Copyright (c) 2014, Regents of the University of Colorado
All rights reserved.
Redistribution and use in source and binary forms, with or without modification,
are permitted provided that the following conditions are met:
* Redistributions of source code must retain the above copyright notice, this
list of conditions and the following disclaimer.
* Redistributions in binary form must reproduce the above copyright notice,
this list of conditions and the following disclaimer in the documentation
and/or other materials provided with the distribution.
* Neither the name of the University of Colorado nor the names of its
contributors may be used to endorse or promote products derived from this
software without specific prior written permission.

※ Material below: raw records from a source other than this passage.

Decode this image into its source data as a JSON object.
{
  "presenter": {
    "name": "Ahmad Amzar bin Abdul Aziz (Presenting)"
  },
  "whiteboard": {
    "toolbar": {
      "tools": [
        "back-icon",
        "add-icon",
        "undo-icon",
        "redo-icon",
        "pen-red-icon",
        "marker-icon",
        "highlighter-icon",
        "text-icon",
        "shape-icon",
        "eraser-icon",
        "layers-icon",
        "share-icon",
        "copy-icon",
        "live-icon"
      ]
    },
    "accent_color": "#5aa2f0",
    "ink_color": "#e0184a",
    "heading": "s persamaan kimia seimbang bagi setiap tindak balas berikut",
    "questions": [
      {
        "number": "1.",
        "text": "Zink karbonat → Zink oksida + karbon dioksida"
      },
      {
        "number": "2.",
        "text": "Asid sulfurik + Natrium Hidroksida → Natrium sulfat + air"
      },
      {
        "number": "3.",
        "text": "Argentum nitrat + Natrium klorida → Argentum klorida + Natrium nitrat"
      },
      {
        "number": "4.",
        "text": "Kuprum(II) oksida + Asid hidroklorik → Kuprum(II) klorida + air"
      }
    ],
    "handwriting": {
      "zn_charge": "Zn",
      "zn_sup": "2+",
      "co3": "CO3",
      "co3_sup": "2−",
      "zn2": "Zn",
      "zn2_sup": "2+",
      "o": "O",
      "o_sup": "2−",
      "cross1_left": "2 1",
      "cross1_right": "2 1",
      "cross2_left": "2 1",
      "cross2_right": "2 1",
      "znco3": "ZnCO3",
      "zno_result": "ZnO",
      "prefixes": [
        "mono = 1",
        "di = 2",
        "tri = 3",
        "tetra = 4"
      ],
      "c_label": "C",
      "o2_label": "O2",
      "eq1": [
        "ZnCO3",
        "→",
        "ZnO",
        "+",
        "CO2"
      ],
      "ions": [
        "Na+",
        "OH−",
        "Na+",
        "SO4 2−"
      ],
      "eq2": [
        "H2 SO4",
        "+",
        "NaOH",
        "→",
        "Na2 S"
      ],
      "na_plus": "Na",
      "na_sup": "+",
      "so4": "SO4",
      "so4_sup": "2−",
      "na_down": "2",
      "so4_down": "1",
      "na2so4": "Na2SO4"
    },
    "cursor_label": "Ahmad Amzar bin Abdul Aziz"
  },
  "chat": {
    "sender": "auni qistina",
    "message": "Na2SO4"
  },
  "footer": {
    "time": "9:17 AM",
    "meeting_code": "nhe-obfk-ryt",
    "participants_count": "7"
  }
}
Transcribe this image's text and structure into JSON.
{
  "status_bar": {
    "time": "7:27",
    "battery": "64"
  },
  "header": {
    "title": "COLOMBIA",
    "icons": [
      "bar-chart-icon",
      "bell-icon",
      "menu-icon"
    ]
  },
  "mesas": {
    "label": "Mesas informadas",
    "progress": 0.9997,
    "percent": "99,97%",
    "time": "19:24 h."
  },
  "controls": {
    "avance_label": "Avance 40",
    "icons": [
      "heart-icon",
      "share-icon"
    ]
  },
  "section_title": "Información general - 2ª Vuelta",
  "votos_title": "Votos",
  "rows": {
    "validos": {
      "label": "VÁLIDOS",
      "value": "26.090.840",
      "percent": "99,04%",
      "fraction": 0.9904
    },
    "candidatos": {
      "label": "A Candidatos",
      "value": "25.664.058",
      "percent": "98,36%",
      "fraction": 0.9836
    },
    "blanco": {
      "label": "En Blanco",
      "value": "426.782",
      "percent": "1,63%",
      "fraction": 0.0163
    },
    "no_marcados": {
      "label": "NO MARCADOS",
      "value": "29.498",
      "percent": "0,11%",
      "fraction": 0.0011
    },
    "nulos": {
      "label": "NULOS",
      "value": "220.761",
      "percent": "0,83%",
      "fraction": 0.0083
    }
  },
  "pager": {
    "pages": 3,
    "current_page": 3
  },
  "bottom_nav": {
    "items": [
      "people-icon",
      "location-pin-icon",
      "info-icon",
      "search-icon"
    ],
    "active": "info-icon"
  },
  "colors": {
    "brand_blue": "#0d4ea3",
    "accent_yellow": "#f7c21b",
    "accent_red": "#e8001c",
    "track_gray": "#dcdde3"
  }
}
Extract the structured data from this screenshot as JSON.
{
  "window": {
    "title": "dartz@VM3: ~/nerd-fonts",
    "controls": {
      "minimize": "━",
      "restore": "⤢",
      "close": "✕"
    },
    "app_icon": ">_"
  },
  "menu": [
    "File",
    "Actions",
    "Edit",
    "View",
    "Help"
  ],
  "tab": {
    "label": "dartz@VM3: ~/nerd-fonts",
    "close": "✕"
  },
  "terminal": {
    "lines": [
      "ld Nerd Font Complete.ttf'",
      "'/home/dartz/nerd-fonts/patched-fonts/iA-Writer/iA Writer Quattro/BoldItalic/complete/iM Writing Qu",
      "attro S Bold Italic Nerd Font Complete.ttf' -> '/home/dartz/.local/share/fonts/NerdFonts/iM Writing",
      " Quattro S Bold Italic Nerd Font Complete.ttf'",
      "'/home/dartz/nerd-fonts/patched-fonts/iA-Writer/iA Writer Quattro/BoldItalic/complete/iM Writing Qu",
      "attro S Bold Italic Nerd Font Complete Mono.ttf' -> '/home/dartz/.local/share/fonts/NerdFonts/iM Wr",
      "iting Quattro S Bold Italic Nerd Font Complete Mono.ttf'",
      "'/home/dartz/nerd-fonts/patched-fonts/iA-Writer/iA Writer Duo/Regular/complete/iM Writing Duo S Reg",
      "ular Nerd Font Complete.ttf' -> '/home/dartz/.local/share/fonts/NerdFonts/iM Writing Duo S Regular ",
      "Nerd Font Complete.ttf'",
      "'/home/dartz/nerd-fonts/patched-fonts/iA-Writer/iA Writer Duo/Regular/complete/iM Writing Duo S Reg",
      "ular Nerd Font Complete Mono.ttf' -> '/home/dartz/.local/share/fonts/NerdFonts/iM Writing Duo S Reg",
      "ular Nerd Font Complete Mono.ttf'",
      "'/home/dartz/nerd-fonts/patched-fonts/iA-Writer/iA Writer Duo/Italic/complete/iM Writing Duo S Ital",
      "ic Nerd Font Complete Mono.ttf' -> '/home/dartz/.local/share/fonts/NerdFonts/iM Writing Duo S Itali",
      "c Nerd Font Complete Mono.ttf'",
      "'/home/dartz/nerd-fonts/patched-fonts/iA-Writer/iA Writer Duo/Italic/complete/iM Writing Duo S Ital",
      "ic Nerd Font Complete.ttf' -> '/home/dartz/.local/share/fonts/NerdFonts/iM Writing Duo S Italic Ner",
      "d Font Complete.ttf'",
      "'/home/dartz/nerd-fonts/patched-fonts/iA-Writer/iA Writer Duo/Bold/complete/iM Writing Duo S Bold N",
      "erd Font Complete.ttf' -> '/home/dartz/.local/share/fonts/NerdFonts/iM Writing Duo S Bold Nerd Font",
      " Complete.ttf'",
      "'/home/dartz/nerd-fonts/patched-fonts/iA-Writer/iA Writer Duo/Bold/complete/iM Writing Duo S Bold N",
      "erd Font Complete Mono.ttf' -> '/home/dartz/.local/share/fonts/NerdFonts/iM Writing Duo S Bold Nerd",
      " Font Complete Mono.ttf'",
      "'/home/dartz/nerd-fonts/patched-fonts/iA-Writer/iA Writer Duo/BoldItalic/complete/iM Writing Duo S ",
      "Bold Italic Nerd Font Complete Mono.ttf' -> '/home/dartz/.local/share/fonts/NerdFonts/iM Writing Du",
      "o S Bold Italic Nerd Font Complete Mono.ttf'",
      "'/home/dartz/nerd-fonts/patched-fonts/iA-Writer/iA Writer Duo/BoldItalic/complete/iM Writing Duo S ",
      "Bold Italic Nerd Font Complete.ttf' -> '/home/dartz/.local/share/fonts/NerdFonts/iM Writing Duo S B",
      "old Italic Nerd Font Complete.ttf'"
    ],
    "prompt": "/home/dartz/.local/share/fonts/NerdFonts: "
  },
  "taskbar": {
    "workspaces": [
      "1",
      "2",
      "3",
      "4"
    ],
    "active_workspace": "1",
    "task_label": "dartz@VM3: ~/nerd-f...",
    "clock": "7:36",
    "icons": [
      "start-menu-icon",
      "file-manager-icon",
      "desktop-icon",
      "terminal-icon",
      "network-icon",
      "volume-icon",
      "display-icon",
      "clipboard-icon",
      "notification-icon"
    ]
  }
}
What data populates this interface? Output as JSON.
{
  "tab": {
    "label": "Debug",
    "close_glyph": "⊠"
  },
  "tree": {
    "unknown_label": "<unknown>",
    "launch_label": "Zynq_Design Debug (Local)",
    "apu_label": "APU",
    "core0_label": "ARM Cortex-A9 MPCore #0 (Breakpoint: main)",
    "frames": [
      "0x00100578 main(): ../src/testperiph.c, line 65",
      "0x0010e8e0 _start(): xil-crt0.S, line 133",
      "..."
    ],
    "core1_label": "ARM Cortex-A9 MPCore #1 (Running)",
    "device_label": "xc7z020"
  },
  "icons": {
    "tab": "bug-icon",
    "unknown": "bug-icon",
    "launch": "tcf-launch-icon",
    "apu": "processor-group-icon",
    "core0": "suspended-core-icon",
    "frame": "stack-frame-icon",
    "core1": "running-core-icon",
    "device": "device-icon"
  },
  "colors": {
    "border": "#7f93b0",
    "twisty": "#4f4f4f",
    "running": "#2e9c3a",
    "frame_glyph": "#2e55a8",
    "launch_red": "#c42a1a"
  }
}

THIS SOFTWARE IS PROVIDED BY THE COPYRIGHT HOLDERS AND CONTRIBUTORS "AS IS" AND
ANY EXPRESS OR IMPLIED WARRANTIES, INCLUDING, BUT NOT LIMITED TO, THE IMPLIED
WARRANTIES OF MERCHANTABILITY AND FITNESS FOR A PARTICULAR PURPOSE ARE
DISCLAIMED. IN NO EVENT SHALL THE COPYRIGHT HOLDER OR CONTRIBUTORS BE LIABLE FOR
ANY DIRECT, INDIRECT, INCIDENTAL, SPECIAL, EXEMPLARY, OR CONSEQUENTIAL DAMAGES
(INCLUDING, BUT NOT LIMITED TO, PROCUREMENT OF SUBSTITUTE GOODS OR SERVICES;
LOSS OF USE, DATA, OR PROFITS; OR BUSINESS INTERRUPTION) HOWEVER CAUSED AND ON
ANY THEORY OF LIABILITY, WHETHER IN CONTRACT, STRICT LIABILITY, OR TORT
(INCLUDING NEGLIGENCE OR OTHERWISE) ARISING IN ANY WAY OUT OF THE USE OF THIS
SOFTWARE, EVEN IF ADVISED OF THE POSSIBILITY OF SUCH DAMAGE.
Any documentation, advertising materials, publications and other materials
related to redistribution and use must acknowledge that the software was
developed by Christopher Funk <Christopher.Funk@ucdenver.edu>, William A
Baumgartner Jr <William.Baumgartner@ucdenver.edu>, Christophe Roeder, and Karin
Verspoor <Karin.Verspoor@ucdenver.edu> and must refer to the following
publication:
Funk C, Baumgartner W, Garcia B, Roeder C, Bada M, Cohen KB, Hunter LE & Verspoor
K (2014). Large-scale biomedical concept recognition: an evaluation of current
automatic annotators and their parameters. BMC Bioinformatics, 15, 59.